[11-12-2010] Tu che lo vendi, cosa ti compri di migliore?

di Lorenzo Cuocolo, docente di diritto costituzionale, Università Bocconi.

Nello stesso giorno in cui il presidente della Corte costituzionale, Ugo De Siervo, decide di rinviare la pronuncia sul legittimo impedimento, affinché le questioni giurisdizionali non si intreccino con quelle politiche, la procura di Roma – con tutt’altra sensibilità istituzionale – comunica di aver aperto un’inchiesta sulla compravendita dei voti, che caratterizzerebbe questi giorni di vigilia del voto sulla fiducia, calendarizzato per martedì prossimo.

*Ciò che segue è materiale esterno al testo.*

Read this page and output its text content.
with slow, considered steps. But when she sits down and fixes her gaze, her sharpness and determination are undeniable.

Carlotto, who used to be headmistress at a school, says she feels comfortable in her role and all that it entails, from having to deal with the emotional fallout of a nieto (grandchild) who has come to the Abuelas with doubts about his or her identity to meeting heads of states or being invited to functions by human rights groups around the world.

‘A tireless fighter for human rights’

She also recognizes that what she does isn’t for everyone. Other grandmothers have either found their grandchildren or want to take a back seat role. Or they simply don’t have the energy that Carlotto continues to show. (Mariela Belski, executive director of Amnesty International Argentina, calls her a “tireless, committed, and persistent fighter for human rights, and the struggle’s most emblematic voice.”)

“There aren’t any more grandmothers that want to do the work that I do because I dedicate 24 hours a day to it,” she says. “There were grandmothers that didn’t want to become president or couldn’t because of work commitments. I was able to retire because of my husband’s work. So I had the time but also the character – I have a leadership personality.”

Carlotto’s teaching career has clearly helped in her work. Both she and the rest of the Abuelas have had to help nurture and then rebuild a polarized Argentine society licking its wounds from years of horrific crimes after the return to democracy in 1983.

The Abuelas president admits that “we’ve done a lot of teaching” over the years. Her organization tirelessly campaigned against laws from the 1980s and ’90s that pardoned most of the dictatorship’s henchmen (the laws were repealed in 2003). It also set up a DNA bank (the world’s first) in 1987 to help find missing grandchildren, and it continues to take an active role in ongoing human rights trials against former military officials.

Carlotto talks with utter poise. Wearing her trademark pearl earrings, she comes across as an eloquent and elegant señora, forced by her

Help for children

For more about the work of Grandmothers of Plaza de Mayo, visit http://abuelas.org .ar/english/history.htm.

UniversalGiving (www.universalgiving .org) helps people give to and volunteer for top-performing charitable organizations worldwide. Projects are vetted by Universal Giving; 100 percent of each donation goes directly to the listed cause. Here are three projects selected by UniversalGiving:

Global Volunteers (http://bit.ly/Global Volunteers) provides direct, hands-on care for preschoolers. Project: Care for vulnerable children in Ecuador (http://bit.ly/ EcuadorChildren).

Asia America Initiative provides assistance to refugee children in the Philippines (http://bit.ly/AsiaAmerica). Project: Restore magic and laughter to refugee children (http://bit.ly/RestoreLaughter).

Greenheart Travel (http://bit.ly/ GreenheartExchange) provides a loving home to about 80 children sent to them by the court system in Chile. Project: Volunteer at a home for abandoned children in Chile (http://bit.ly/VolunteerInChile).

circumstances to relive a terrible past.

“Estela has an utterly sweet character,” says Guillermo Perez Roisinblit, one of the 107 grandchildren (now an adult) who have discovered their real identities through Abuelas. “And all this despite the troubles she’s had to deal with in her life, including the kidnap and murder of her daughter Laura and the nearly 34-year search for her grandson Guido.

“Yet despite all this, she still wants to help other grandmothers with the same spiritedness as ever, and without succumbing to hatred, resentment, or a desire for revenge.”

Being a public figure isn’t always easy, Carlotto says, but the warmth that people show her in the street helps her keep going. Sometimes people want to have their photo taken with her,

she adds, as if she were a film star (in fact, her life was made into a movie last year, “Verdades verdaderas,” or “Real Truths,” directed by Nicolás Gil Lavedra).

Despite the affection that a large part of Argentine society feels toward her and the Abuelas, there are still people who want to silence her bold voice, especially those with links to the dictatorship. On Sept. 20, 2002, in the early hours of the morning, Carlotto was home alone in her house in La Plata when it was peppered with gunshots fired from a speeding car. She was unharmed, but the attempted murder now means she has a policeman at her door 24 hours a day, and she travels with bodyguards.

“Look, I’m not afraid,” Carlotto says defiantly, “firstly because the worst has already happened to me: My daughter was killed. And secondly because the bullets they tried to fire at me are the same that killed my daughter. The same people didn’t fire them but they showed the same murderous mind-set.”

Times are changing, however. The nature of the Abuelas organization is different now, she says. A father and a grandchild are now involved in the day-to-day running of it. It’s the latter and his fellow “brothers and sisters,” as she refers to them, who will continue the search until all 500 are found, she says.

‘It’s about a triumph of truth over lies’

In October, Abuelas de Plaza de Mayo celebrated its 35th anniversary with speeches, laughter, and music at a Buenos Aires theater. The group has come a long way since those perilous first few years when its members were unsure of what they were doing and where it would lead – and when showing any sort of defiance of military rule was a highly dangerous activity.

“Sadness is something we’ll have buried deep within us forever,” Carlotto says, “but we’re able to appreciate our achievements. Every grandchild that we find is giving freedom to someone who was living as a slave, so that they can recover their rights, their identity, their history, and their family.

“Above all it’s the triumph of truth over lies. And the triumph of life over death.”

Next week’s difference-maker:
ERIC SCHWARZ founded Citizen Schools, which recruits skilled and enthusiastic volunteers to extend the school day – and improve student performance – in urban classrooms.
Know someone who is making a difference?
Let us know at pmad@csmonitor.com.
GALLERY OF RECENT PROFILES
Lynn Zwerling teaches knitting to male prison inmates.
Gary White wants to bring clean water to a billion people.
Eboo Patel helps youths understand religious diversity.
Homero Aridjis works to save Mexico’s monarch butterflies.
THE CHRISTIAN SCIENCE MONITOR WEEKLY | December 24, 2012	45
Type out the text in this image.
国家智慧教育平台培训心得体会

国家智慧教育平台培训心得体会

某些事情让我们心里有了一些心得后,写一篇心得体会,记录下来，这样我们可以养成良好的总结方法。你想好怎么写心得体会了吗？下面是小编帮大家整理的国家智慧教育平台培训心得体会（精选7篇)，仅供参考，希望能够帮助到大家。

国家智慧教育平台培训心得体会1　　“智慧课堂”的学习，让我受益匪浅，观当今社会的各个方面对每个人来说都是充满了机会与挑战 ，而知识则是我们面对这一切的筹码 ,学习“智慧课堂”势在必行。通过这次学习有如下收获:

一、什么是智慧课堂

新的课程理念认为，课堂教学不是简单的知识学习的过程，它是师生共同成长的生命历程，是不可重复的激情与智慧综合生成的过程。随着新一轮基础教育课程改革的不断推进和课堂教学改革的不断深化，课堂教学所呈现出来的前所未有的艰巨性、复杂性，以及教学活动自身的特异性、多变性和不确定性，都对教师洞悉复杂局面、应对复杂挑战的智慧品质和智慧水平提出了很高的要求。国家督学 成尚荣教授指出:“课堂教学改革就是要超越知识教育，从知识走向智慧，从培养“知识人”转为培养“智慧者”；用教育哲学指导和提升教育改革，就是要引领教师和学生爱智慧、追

Molti esponenti del Pdl hanno gridato allo scandalo, lamentando una grave ingerenza della magistratura nell’autonomia del Parlamento. Sotto il profilo strettamente giuridico, in effetti, l’iniziativa dei pubblici ministeri romani suscita notevoli perplessità.

Pare che l’indagine sia stata aperta sulla base di notizie di stampa e di un “esposto orale” di Antonio Di Pietro al procuratore capo della capitale. Quando un magistrato apprende notizie sospette, deve valutare se queste integrino una notizia di reato, oppure no. Solo nel primo caso il magistrato, in osservanza del principio costituzionale di obbligatorietà dell’azione penale, è tenuto ad avviare un’indagine. Una prima osservazione: avviare un’indagine non significa comunicarla ai giornali. Se anche ci fosse da indagare, dunque, il rispetto del delicato momento istituzionale richiederebbe un po’ più di riservatezza da parte degli organi inquirenti.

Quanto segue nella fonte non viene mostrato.